EL HUERTO


—¡Están vivos, padre, están vivos!

                El carnicultor abrió un solo ojo y vio a su hijo vestido con el luto que él nunca llevó, radiante, el sol del amanecer clavado en unos iris que parecían de cobalto.

                —Me estoy meando —respondió—. Ahora voy.

                «A saber qué majadería habrás visto».

                Su hijo no se movió de la habitación mientras el orinaba, se lavaba la cara y se vestía. Sonó el despertador. «Me has robado diez minutos de sueño».

                —Abel siempre fue el favorito de nuestro Señor. Se lo dije, padre.

                —Papá —lo corrigió, con bastante poca esperanza. Luego añadió—: ¿Qué dices de que están vivos?

                —La aberración que cultivamos en nuestras tierras, padre.

                Fueron a la planta baja. El carnicultor cogió una manzana y la agarró con los dientes para ponerse un sobretodo de franela. Su hijo no se abrigó; le gustaba tiritar, sufrir pequeñas molestias en general, aunque no manejar la mochila de plasma ni tampoco quitar la mala hierba.

                El carnicultor abrió la puerta corredera del invernadero, vio y oyó lo que allí había sucedido y se sentó sobre los talones, las manos tapando su boca. La manzana cayó al suelo.

                —Se lo dije, padre.

                La carne cultivada había sufrido un crecimiento espontáneo durante la noche, pero no en sombrillas de músculo y piel, como estaba diseñado que hiciera. Habían crecido brazos cuyas manos tanteaban el suelo y los palos de guía. Había algunos bultos florecientes cubiertos de pelo, liso o rizado. Vio un pectoral en el centro de todo aquello con una boca torcida que gemía.
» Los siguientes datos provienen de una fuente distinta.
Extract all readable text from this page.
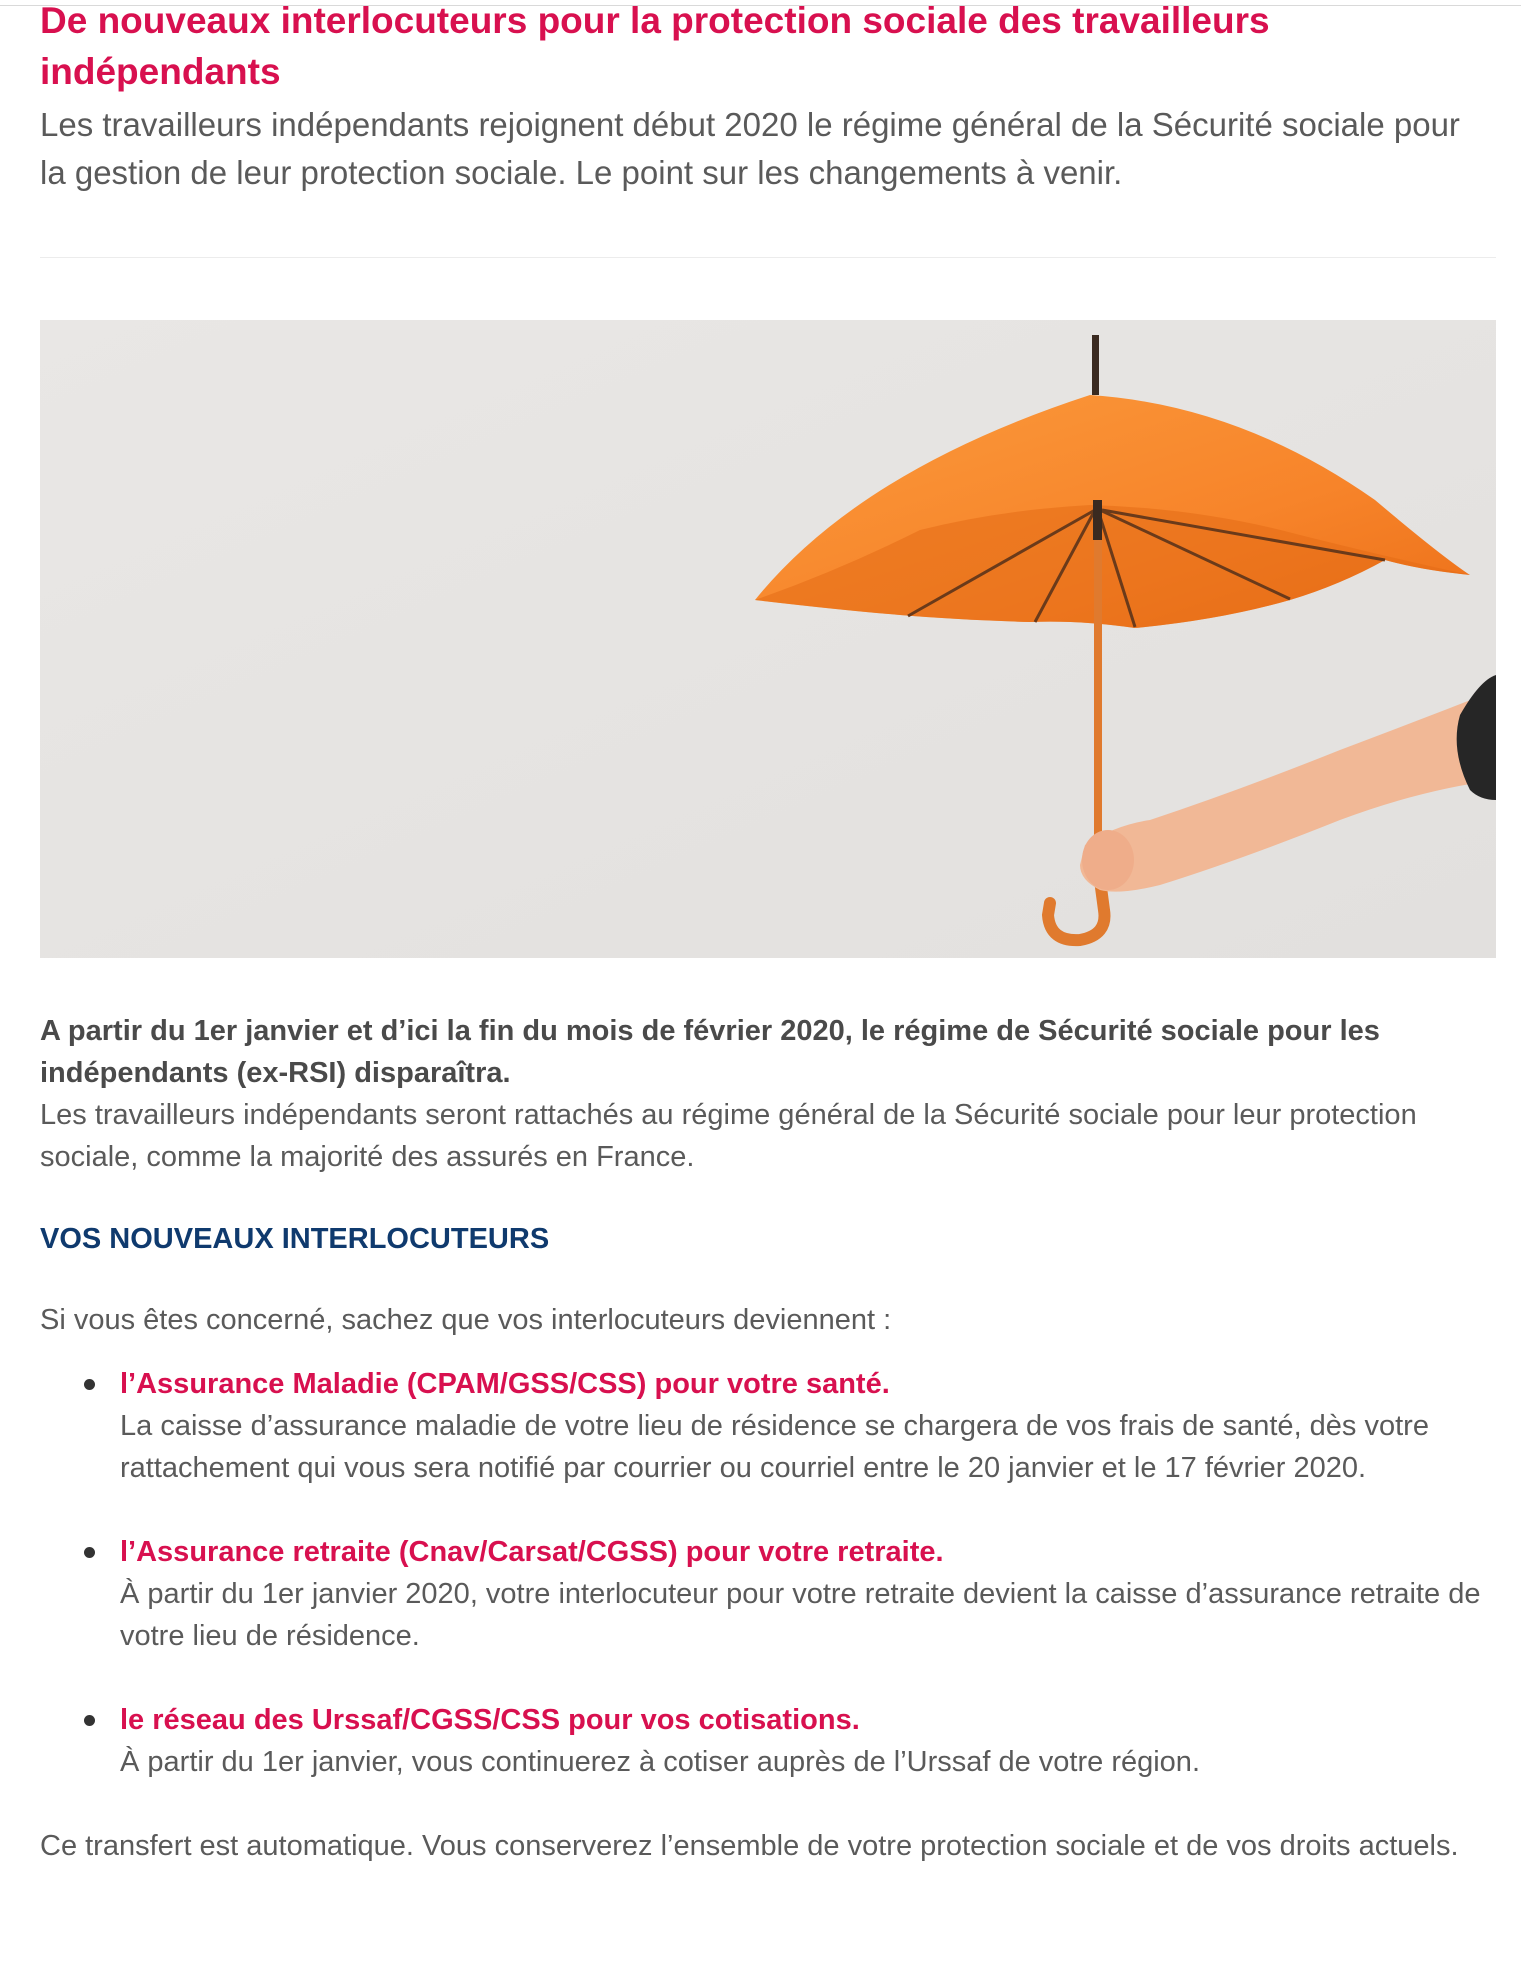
De nouveaux interlocuteurs pour la protection sociale des travailleurs indépendants

Les travailleurs indépendants rejoignent début 2020 le régime général de la Sécurité sociale pour la gestion de leur protection sociale. Le point sur les changements à venir.

A partir du 1er janvier et d’ici la fin du mois de février 2020, le régime de Sécurité sociale pour les indépendants (ex-RSI) disparaîtra.
Les travailleurs indépendants seront rattachés au régime général de la Sécurité sociale pour leur protection sociale, comme la majorité des assurés en France.

VOS NOUVEAUX INTERLOCUTEURS

Si vous êtes concerné, sachez que vos interlocuteurs deviennent :

l’Assurance Maladie (CPAM/GSS/CSS) pour votre santé.
La caisse d’assurance maladie de votre lieu de résidence se chargera de vos frais de santé, dès votre rattachement qui vous sera notifié par courrier ou courriel entre le 20 janvier et le 17 février 2020.
l’Assurance retraite (Cnav/Carsat/CGSS) pour votre retraite.
À partir du 1er janvier 2020, votre interlocuteur pour votre retraite devient la caisse d’assurance retraite de votre lieu de résidence.
le réseau des Urssaf/CGSS/CSS pour vos cotisations.
À partir du 1er janvier, vous continuerez à cotiser auprès de l’Urssaf de votre région.

Ce transfert est automatique. Vous conserverez l’ensemble de votre protection sociale et de vos droits actuels.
Otros gemidos surgían de rincones a los que no llegaba su vista.

                —El Señor no querrá que comamos carne sin que eso sea un sacrificio en su altar.

                Notó el aliento de su hijo cerca de la oreja y también dentro de la nariz.

                —Caín solo llenó su cesta con verduras.

                —Pero Caín mató a Abel —respondió el padre al tiempo que se incorporaba.

                Su hijo retrocedió, espantado, amenazado, los dedos cerca de la corbata.

                —¿Qué quiere decir, padre?

                El carnicultor frunció el gesto y se secó las mejillas. La carne seguía gimiendo. Cabeceó y finalmente sonrió y volvió a mirar a su hijo.

                —Nada —respondió—, pero hoy aprenderás a manejar la cosechadora. No te robaré esa gloria.